On his back Willow hissed, full of hatred and fear.

Longtusk could see them now. There was a knot of Firehead hunters with their thick, well-worked clothing thrown open, exposing naked skin to the warmth of the air. Most of them had held back on the rocky ridge. But two Fireheads were coming forward to meet him, treading carefully over the ice dam, holding each others’ paws.

And beyond the Fireheads, snaking back to the west, there was a column of mastodonts. Longtusk could hear the low rumbles of their squat, boulder-like bodies, feel the soft pound of their big broad feet on bare rock.

Ignoring the Fireheads, he sent out a deep contact rumble. "Mastodonts. I am Longtusk."

Replies came as slow pulses of deep sound, washing through the air.

"Longtusk. None here knows you."

"That is true. We are young and strong, and you must be old and weak."

"But we know of you."

The voices were colored by the rich, peculiar accent of the mastodonts, brought with them all the way from the thick forests of their own deep past.

"Walks With Thunder," Longtusk called. "Is he with you?"

"Walks With Thunder has gone to the aurora."

"It was a magnificent Remembering."

"He died well…"

He growled, and a little more sadness crowded into his weary heart. But perhaps that was all he could have hoped for, after so long.

"Longtusk. There are legends of your courage and strength, of your mighty tusks. My name is Shoulder Of Bedrock. Perhaps you have heard of my prowess as a warrior. I would welcome sharpening my tusks on yours…"

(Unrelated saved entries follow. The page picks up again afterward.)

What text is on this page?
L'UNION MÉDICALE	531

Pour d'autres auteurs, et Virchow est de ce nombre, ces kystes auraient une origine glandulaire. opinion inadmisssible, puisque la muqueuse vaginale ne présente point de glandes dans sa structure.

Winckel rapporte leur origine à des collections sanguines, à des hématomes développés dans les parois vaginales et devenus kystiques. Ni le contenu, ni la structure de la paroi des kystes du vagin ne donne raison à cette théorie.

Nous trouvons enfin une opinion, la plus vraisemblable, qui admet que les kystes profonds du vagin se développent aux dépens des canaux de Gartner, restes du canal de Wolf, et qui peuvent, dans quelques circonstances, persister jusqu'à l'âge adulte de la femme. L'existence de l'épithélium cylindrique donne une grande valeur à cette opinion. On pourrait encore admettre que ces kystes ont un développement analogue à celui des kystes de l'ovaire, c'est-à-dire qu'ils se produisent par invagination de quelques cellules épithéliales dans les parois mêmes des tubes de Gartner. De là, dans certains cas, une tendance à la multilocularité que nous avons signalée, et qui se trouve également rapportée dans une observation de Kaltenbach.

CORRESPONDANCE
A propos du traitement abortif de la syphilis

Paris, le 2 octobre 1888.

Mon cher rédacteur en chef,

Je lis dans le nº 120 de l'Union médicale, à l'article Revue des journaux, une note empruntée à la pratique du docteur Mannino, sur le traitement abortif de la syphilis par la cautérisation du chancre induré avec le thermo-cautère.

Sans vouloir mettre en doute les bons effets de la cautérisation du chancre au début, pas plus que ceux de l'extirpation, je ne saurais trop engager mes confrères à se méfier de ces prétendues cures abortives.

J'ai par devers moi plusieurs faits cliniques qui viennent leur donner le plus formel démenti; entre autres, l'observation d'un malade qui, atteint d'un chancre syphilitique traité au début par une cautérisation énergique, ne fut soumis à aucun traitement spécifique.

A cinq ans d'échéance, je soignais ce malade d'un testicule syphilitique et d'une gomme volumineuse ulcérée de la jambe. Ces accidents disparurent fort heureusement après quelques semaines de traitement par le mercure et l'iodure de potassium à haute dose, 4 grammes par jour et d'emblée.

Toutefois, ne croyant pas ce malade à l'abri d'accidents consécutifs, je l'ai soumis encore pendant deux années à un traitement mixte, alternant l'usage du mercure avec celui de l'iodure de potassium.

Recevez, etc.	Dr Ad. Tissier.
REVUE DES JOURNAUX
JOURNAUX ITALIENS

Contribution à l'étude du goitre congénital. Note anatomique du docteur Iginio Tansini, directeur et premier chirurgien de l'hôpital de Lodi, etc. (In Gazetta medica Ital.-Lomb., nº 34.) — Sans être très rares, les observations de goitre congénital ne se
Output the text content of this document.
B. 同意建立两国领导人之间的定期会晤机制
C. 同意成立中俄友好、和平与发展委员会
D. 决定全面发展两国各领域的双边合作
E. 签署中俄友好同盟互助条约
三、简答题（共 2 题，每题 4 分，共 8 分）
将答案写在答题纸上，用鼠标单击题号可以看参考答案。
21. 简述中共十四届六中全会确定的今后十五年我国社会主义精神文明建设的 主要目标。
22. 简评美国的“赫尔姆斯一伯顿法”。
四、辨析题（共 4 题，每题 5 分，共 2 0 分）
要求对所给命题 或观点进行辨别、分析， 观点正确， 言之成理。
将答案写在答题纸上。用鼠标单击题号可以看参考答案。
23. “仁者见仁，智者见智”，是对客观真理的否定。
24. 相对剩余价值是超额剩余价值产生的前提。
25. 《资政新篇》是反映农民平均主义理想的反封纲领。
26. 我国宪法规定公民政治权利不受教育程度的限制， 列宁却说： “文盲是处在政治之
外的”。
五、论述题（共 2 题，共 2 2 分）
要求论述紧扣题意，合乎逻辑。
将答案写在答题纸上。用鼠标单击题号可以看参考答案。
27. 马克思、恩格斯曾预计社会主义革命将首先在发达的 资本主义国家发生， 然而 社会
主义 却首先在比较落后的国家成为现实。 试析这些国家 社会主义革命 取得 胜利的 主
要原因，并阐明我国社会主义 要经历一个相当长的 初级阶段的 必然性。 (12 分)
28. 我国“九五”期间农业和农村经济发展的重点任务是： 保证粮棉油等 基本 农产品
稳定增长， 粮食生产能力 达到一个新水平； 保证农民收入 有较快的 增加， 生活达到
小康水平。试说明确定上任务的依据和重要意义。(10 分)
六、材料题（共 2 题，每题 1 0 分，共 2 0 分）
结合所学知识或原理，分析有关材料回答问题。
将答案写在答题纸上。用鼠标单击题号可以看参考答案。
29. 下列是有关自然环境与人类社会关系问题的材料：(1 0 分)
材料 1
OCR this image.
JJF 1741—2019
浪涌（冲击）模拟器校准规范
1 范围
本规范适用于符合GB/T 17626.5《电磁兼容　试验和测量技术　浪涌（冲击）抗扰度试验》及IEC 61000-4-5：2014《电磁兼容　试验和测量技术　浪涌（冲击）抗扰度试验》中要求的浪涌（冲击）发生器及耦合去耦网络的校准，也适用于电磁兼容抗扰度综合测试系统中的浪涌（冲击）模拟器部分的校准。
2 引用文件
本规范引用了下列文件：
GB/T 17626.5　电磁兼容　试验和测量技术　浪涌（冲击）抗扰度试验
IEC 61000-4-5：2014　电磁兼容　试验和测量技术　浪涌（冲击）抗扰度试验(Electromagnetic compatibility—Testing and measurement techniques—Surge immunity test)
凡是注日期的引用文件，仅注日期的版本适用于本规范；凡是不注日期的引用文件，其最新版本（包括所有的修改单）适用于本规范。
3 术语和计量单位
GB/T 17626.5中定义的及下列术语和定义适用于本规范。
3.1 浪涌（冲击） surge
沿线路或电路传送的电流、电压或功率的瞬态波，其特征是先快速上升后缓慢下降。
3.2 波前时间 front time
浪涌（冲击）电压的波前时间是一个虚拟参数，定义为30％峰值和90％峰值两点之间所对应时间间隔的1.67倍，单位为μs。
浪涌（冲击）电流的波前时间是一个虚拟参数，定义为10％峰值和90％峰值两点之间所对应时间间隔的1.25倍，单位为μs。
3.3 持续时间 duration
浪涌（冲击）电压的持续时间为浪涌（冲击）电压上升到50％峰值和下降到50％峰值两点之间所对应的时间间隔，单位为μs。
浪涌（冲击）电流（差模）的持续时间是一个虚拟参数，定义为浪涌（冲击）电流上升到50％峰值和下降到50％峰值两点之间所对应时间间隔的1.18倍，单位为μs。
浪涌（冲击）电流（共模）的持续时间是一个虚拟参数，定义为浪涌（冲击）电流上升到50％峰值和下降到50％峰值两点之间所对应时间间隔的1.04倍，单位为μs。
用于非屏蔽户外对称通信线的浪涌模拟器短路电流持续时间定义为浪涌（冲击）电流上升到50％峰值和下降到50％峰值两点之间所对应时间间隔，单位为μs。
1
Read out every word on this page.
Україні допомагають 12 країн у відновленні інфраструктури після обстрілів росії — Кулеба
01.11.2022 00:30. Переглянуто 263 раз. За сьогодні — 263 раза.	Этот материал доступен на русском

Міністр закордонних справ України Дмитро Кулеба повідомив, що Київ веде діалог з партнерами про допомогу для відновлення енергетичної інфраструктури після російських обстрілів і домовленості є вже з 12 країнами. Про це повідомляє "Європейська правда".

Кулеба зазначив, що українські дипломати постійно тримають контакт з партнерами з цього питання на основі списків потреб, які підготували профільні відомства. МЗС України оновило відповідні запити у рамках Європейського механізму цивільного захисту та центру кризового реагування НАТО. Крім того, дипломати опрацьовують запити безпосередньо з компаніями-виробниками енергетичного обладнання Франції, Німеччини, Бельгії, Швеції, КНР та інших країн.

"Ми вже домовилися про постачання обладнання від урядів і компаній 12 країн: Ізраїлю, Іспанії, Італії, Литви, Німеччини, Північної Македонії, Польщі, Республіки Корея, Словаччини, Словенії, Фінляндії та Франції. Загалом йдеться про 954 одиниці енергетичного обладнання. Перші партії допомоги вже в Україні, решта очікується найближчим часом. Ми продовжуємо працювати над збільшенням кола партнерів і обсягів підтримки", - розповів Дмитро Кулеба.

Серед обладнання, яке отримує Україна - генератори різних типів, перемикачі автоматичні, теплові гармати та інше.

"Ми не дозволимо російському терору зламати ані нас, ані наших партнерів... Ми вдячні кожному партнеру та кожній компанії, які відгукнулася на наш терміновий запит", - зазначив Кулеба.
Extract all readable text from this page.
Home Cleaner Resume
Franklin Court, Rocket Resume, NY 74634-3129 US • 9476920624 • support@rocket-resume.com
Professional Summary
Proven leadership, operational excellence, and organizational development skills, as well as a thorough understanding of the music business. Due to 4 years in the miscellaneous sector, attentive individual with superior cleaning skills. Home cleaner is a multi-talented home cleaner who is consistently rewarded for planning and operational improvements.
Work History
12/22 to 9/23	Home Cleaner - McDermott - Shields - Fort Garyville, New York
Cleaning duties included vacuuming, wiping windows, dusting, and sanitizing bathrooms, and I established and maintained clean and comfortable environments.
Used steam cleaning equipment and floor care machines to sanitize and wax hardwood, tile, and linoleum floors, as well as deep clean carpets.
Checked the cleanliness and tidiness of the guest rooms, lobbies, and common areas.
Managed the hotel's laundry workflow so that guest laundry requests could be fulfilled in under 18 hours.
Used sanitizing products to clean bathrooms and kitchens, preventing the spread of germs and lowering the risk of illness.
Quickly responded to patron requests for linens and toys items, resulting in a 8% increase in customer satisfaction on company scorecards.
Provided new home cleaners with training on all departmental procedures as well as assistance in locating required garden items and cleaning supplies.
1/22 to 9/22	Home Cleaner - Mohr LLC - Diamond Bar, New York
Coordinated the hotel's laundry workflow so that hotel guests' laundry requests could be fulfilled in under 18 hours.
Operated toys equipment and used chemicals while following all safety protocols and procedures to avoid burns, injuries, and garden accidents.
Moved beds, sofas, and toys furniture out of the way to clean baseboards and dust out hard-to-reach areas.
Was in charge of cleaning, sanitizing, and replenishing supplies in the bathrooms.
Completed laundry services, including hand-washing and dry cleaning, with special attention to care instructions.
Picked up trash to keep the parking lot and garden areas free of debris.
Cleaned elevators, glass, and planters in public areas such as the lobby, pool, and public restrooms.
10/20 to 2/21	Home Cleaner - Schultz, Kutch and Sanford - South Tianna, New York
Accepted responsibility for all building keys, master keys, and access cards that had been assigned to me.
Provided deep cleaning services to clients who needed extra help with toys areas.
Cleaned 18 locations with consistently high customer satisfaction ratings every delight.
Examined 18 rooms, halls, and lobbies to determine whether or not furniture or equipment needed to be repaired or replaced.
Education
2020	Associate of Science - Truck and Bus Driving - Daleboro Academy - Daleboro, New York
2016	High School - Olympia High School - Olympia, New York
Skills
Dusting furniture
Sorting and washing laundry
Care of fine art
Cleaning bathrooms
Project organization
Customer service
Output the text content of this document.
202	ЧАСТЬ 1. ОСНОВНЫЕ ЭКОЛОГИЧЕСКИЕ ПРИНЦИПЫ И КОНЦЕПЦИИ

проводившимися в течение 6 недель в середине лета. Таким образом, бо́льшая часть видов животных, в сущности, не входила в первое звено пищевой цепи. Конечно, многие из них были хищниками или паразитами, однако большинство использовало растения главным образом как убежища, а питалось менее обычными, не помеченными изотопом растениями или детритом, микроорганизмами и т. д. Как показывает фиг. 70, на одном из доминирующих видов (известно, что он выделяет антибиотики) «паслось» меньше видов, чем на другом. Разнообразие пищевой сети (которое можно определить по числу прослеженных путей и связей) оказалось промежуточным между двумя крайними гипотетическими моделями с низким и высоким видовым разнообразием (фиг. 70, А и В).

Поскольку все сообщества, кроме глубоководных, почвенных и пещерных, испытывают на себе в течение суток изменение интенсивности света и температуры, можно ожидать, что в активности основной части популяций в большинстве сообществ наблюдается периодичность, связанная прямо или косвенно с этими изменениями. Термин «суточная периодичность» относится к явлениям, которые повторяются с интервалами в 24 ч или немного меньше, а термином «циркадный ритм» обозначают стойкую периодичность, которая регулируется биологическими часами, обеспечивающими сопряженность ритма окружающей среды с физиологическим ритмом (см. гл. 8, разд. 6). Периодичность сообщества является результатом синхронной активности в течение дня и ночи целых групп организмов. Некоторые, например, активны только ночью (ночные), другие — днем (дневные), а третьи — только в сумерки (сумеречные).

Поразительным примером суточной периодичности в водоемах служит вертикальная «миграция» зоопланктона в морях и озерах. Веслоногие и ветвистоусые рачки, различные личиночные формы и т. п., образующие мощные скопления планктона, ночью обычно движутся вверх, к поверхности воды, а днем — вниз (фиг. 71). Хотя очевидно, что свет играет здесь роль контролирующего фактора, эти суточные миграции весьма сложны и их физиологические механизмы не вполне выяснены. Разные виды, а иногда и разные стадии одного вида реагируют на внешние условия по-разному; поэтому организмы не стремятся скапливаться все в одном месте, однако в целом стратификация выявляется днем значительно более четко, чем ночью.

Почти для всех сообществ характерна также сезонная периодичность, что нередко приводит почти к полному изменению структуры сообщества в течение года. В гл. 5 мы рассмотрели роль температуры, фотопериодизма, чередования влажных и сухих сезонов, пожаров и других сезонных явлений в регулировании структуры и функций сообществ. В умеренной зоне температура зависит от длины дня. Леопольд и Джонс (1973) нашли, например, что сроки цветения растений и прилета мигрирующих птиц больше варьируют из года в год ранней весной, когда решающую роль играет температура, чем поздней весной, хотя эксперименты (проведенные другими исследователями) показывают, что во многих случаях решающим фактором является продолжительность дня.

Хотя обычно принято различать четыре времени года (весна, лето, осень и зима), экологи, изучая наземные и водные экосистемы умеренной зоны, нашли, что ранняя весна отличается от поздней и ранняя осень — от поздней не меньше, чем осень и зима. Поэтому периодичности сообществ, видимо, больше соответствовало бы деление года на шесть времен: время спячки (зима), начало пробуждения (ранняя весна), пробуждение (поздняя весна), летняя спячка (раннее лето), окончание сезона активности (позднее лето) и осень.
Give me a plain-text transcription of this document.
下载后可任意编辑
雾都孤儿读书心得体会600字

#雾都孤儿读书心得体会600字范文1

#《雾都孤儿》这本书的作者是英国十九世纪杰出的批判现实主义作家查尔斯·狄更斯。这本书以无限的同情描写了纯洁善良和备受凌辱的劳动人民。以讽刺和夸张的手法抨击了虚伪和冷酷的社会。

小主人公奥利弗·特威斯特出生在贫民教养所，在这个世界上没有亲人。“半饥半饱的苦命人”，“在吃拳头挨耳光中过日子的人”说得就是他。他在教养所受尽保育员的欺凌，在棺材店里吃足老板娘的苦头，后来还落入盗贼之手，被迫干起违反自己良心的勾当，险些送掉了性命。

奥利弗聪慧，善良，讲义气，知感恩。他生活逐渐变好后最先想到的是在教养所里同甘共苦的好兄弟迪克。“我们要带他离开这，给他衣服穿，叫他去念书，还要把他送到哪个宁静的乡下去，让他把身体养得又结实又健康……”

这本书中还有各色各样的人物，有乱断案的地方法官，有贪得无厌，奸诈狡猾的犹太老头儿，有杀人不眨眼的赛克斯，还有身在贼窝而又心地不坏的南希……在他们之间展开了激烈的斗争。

He rumbled, "I regret I have not heard of you, Shoulder of Bedrock, though I have no doubt your fame has spread far. I would welcome a contest with you. But I fear it must wait until we meet in the aurora."

The mastodonts rumbled their disappointment.

"Until the aurora," they called.

"Until the aurora…"

The two Fireheads approached him. One wore a coat of thick mammoth hide, to which much black-brown fur still clung, and it — no, he — wore a hat of bone from which smoke curled into the air. And the other, smaller, slighter, wore a coat that gleamed with the blue-white of mammoth ivory.

The male was Smokehat, of course. The Shaman’s face was a weather-beaten, wizened mask, etched deep by resentment and hatred. The Shaman’s tunic was made of an oddly shaped, almost hairless piece of hide. It had two broad holes, a flap of skin sewn over what looked like the root of a trunk, and its hair had been burned away in patches, exposing skin that was pink and scarred…

It was a face, Longtusk realized — the face of a mammoth, pulled off the skull, the trunk cut away and stretched out so that empty eye holes gaped. And not just any face: that swathe of purple-pink hairless scarring was unmistakable. This was a remnant of Pinkface, the Matriarch of Matriarchs.

This one brutal trophy, brandished by Smokehat, told him all he needed to know about the fate of the mammoths in the old land to the west.

And with the Shaman was Crocus, Matriarch of the Fireheads, the only Firehead in all history to ride a woolly mammoth. Her hair blew free in the slight wind — once fiery yellow, now a mass of stringy gray, dry and broken. Longtusk felt a touch of sadness.

There was a sharp pain at his cheek, a gush of warm blood. He looked down in disbelief.

Smokehat’s goad, long and bone-tipped, was splashed with Longtusk’s blood. The Shaman had slapped him as if he were an unruly calf.

"Baitho!" On your knees…

Longtusk reached down with his trunk, plucked the goad from the Shaman’s paw, and hurled it far into the dammed lake.

The Shaman was furious. He waved a bony fist in Longtusk’s face with impotent anger.

But now a stream of golden fluid arced from over Longtusk’s head and neatly landed on the Shaman’s bone hat. Smokehat, startled, stood stock still. The burning embers in his hat started to hiss, and thick yellow fluid trickled down his face.

There was a bellow of guttural triumph from Longtusk’s back. It was Willow, of course. With surprising skill, he was urinating into the Shaman’s hat.

The Shaman, howling with rage, dragged the hat from his head and threw it to the ground. He jumped up and down on it, smashing the bones and scattering the embers. But then he yelped in pain — perhaps he had trodden on a burning coal or a shard of bone — and he fled, limping and yelling, acrid urine trickling over his bare scalp.